A China that says "no" casts economic shadows

BEIJING (Reuters) - A deepening chill in the Chinese political atmosphere is as deadening as the harsh winter weather that has been gripping the capital. For global economic policy-making, that could magnify friction on everything from trade to exchange rates and global warming.

In areas as diverse as Internet security and human rights, China has staked out a hard line that is increasingly putting it at odds with the international community.

Beijing’s virtual snub of talks in New York on Saturday on Iran’s nuclear program was just the latest example of what many China watchers see as a growing assertion of its self-interest.

One Western political leader, according to an associate, said after Beijing took the lead in blocking a deal at last month’s Copenhagen climate talks, he had not expected China to be throwing its weight around in such a way for another 10 to 15 years.

Some diplomats bluntly say China is becoming arrogant.

“There is a fundamental change unfolding in the way China sees itself relating to the outside world,” said Manu Bhaskaran with Centennial Asia Advisors, a strategic advisory firm, in Singapore.


Some trace the change to the run-up to the 2008 Olympics, when China closed ranks in a display of nationalist fervor after protesters angry at Beijing’s policy in Tibet disrupted the relay of the Olympic torch in Britain, France and the United States.

The global financial meltdown has further buttressed China’s confidence. Whereas the West suffered a deep recession because of reckless bankers and feckless regulators, China escaped with barely a scratch.

As such, stability obsessed Beijing is in no mood to take lessons about the merits of unfettered markets, as U.S. President Barack Obama and top EU officials discovered in November when they pressed China to let the yuan rise.

The role of the state in restoring China’s blistering growth has further emboldened the central government and state-owned enterprises, whose influence has grown at the expense of private and foreign companies.

Overseas businessmen are aghast over recent rules to promote technological innovation that they say blatantly discriminate in favor of national champions.

Political maneuvering ahead of leadership changes at the top of the ruling Communist Party in two years’ time is also hardening Beijing’s stance, some analysts believe.

Making what could be construed as concessions to the outside world is not generally a passport to promotion in China.

Bhaskaran sees things differently: “I think this change goes beyond the jockeying for position ahead of the handover of power in 2012. It reflects the very real shift in the balance of power in the world.”

According to this line of thinking, China can afford to be more assertive because it sees the United States stretched militarily and weakened financially; Japan in irreversible decline; and Europe unable to get its act together.


In such circumstances, there is a risk of policy missteps if China is perceived by its partners as digging in its heels, potentially ushering in a cycle of tit-for-tat retaliation and resentment.

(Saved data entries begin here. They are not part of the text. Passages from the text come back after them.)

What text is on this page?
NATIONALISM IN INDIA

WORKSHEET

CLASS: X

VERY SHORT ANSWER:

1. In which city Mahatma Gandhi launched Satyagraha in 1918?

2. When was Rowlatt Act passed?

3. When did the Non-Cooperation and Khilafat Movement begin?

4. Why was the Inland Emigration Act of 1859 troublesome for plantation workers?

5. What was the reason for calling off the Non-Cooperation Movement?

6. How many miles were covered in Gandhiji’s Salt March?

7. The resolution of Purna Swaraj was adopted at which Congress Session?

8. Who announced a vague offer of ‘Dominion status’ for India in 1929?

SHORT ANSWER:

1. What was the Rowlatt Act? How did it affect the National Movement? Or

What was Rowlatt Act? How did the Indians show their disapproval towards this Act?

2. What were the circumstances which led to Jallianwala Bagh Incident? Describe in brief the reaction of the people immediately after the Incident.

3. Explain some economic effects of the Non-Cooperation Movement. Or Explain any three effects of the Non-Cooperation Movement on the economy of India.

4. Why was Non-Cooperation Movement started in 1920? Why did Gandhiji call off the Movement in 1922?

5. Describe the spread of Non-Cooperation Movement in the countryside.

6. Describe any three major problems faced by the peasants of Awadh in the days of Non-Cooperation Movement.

Take trade. The temptation to blame China for “stealing” American jobs can only grow if U.S. unemployment remains in double digits.

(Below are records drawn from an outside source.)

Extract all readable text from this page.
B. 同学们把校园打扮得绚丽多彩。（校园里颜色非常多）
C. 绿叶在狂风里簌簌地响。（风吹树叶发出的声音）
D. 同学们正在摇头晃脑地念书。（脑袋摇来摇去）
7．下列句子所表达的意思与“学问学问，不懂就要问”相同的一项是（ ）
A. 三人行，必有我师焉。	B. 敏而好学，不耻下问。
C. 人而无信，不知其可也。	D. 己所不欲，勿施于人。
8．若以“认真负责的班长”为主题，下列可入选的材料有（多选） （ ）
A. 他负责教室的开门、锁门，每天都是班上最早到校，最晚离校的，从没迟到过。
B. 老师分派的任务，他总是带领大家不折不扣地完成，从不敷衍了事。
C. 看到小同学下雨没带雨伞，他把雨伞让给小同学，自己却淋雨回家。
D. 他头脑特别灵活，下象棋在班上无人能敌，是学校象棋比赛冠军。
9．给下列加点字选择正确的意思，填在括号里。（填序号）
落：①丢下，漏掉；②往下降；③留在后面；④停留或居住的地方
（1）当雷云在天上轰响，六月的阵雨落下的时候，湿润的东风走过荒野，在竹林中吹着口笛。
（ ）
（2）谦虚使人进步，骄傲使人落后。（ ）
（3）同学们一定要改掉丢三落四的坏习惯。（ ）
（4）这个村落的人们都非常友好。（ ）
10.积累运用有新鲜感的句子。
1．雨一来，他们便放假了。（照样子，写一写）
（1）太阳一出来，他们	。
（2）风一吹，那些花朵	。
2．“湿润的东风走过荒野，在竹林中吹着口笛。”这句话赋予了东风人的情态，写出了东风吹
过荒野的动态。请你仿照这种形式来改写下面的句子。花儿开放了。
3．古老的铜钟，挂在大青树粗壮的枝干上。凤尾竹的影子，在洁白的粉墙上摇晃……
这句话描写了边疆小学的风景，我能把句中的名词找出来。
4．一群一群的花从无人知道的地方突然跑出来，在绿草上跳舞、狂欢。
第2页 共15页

“Recent calls in editorial pages for a campaign of tariff retaliation against China’s exchange-rate policy are setting a worrisome tone for trade relations in 2010, and the fact of the U.S. midterm congressional elections in November likely will keep ‘fair trade’ a live political issue - and market risk - for the duration of the year,” said Michael Kurtz, head of Asian equity strategy at Macquarie in Shanghai, in a report.

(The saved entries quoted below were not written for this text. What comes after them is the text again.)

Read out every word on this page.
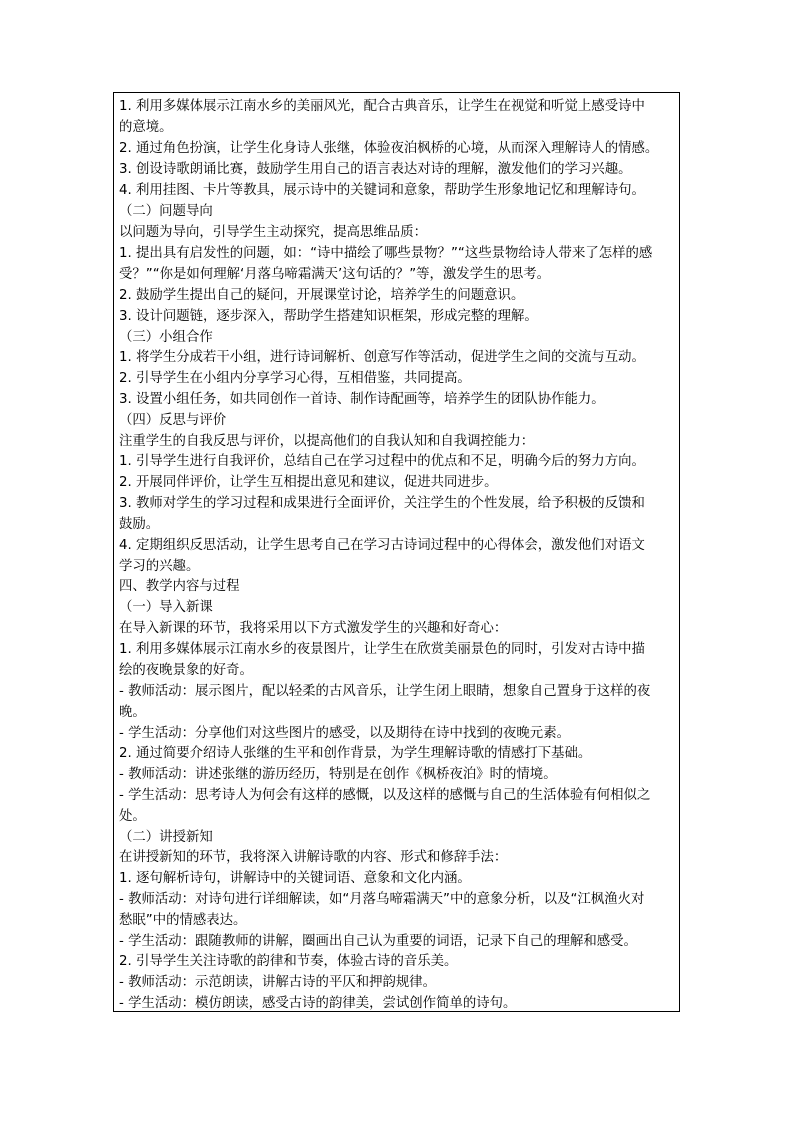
1. 利用多媒体展示江南水乡的美丽风光，配合古典音乐，让学生在视觉和听觉上感受诗中
的意境。
2. 通过角色扮演，让学生化身诗人张继，体验夜泊枫桥的心境，从而深入理解诗人的情感。
3. 创设诗歌朗诵比赛，鼓励学生用自己的语言表达对诗的理解，激发他们的学习兴趣。
4. 利用挂图、卡片等教具，展示诗中的关键词和意象，帮助学生形象地记忆和理解诗句。
（二）问题导向
以问题为导向，引导学生主动探究，提高思维品质：
1. 提出具有启发性的问题，如：“诗中描绘了哪些景物？”“这些景物给诗人带来了怎样的感
受？”“你是如何理解‘月落乌啼霜满天’这句话的？”等，激发学生的思考。
2. 鼓励学生提出自己的疑问，开展课堂讨论，培养学生的问题意识。
3. 设计问题链，逐步深入，帮助学生搭建知识框架，形成完整的理解。
（三）小组合作
1. 将学生分成若干小组，进行诗词解析、创意写作等活动，促进学生之间的交流与互动。
2. 引导学生在小组内分享学习心得，互相借鉴，共同提高。
3. 设置小组任务，如共同创作一首诗、制作诗配画等，培养学生的团队协作能力。
（四）反思与评价
注重学生的自我反思与评价，以提高他们的自我认知和自我调控能力：
1. 引导学生进行自我评价，总结自己在学习过程中的优点和不足，明确今后的努力方向。
2. 开展同伴评价，让学生互相提出意见和建议，促进共同进步。
3. 教师对学生的学习过程和成果进行全面评价，关注学生的个性发展，给予积极的反馈和
鼓励。
4. 定期组织反思活动，让学生思考自己在学习古诗词过程中的心得体会，激发他们对语文
学习的兴趣。
四、教学内容与过程
（一）导入新课
在导入新课的环节，我将采用以下方式激发学生的兴趣和好奇心：
1. 利用多媒体展示江南水乡的夜景图片，让学生在欣赏美丽景色的同时，引发对古诗中描
绘的夜晚景象的好奇。
- 教师活动：展示图片，配以轻柔的古风音乐，让学生闭上眼睛，想象自己置身于这样的夜
晚。
- 学生活动：分享他们对这些图片的感受，以及期待在诗中找到的夜晚元素。
2. 通过简要介绍诗人张继的生平和创作背景，为学生理解诗歌的情感打下基础。
- 教师活动：讲述张继的游历经历，特别是在创作《枫桥夜泊》时的情境。
- 学生活动：思考诗人为何会有这样的感慨，以及这样的感慨与自己的生活体验有何相似之
处。
（二）讲授新知
在讲授新知的环节，我将深入讲解诗歌的内容、形式和修辞手法：
1. 逐句解析诗句，讲解诗中的关键词语、意象和文化内涵。
- 教师活动：对诗句进行详细解读，如“月落乌啼霜满天”中的意象分析，以及“江枫渔火对
愁眠”中的情感表达。
- 学生活动：跟随教师的讲解，圈画出自己认为重要的词语，记录下自己的理解和感受。
2. 引导学生关注诗歌的韵律和节奏，体验古诗的音乐美。
- 教师活动：示范朗读，讲解古诗的平仄和押韵规律。
- 学生活动：模仿朗读，感受古诗的韵律美，尝试创作简单的诗句。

Or take the recent cyber-attacks on Google GOOG.O in China, the latest episode in a long-running battle for control of the Internet.

Eurasia Group, a New York based political risk consultancy, said the incident could cause the U.S. business community to turn sour on China, eroding an important support base for Beijing.

“The globe is looking at China as the world’s first major economy to recover from the financial crisis and expectations of the ensuing responsibilities that Beijing should be picking up as a result of their new-found stature are growing very rapidly,” said Nick Consonery, a Eurasia Group analyst.

However, Beijing does not look ready to take up the leadership role being thrust upon it, Consonery said.

“The fundamental driver -- and you can talk about this for the currency and especially for climate change -- is that Beijing is simply not going to be willing to sacrifice any of its domestic growth or domestic political and economic stability goals for any kind of global agreement or cooperation,” he said.


Some other China watchers dismiss the idea that policy is being hijacked by nationalist hardliners.

“China’s economic integration globally has been steadily increasing. That leaves them more dependent on good relationships, both economically and politically, but it also means they’re going to run into more headaches and conflicts,” said one analyst, who declined to be identified because of the sensitivity of the issue.

Largely, he said, the problems were being managed satisfactorily: there was every chance that Beijing would resume the yuan’s appreciation, frozen since mid-2008; China had handled nearly all trade spats disputes according to World Trade Organization rules; and China boosted its net purchases of U.S. Treasury securities last year -- hardly the hallmark of a country looking to pick a fight.

“That said, the Chinese government’s management of the perceptions of all these things has been pretty bad. So the really interesting issue is whether the perception is much worse than the reality and what does that mean in the U.S. political context,” the analyst said.